The statement came after Brazil's Digital ECA (Law 15.211) took effect on March 17, imposing fines of up to R$50 million (roughly $9.5 million) per violation on operating system providers that fail to implement age verification. California's Digital Age Assurance Act (AB-1043), signed by Governor Newsom in October 2025, takes effect on January 1, 2027, and requires every OS provider to collect a user's age or date of birth during account setup and pipe that data to app stores and developers through a real-time API. Colorado's SB26-051 passed the state senate on March 3 with similar requirements.

GrapheneOS is developed by the GrapheneOS Foundation, a registered Canadian nonprofit. None of these laws originate in Canada, but questions around jurisdiction remain open. U.S. federal prosecutors successfully extradited and convicted the developers of Samourai Wallet, a privacy-focused Bitcoin mixer, in a case where one defendant lived in Portugal. California's AB-1043 carries civil penalties of up to $2,500 per affected child for negligent violations and $7,500 for intentional ones, enforced by the state attorney general.

Motorola and GrapheneOS announced a long-term partnership at MWC on March 2, to bring to bring the hardened OS to future Motorola hardware, ending GrapheneOS's long-standing exclusivity to Google Pixel devices.

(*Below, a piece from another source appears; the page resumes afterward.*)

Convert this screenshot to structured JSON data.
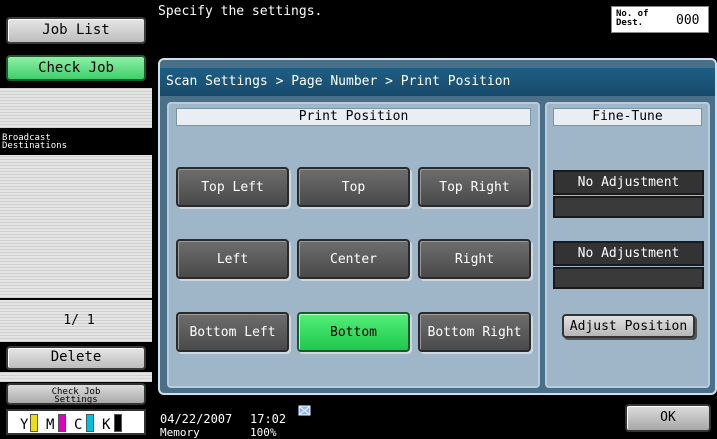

A GrapheneOS-powered Motorola phone is expected in 2027. If Motorola sells devices with GrapheneOS pre-installed, those devices would need to comply with local regulations in every market where they ship, or Motorola may need to restrict sales geographically.

GrapheneOS isn’t the first and won’t be the last company to outright refuse compliance with incoming age verification laws. The developers of open-source calculator firmware DB48X issued a legal notice recently, stating that their software "does not, cannot and will not implement age verification,” while MidnightBSD updated its license to ban users in Brazil.

California's law doesn’t require photo ID or biometric verification; users simply self-report their age during setup. Critics, including over 400 computer scientists who signed an open letter, have argued that the laws create surveillance infrastructure without meaningfully protecting children, since self-declaration is trivially bypassed.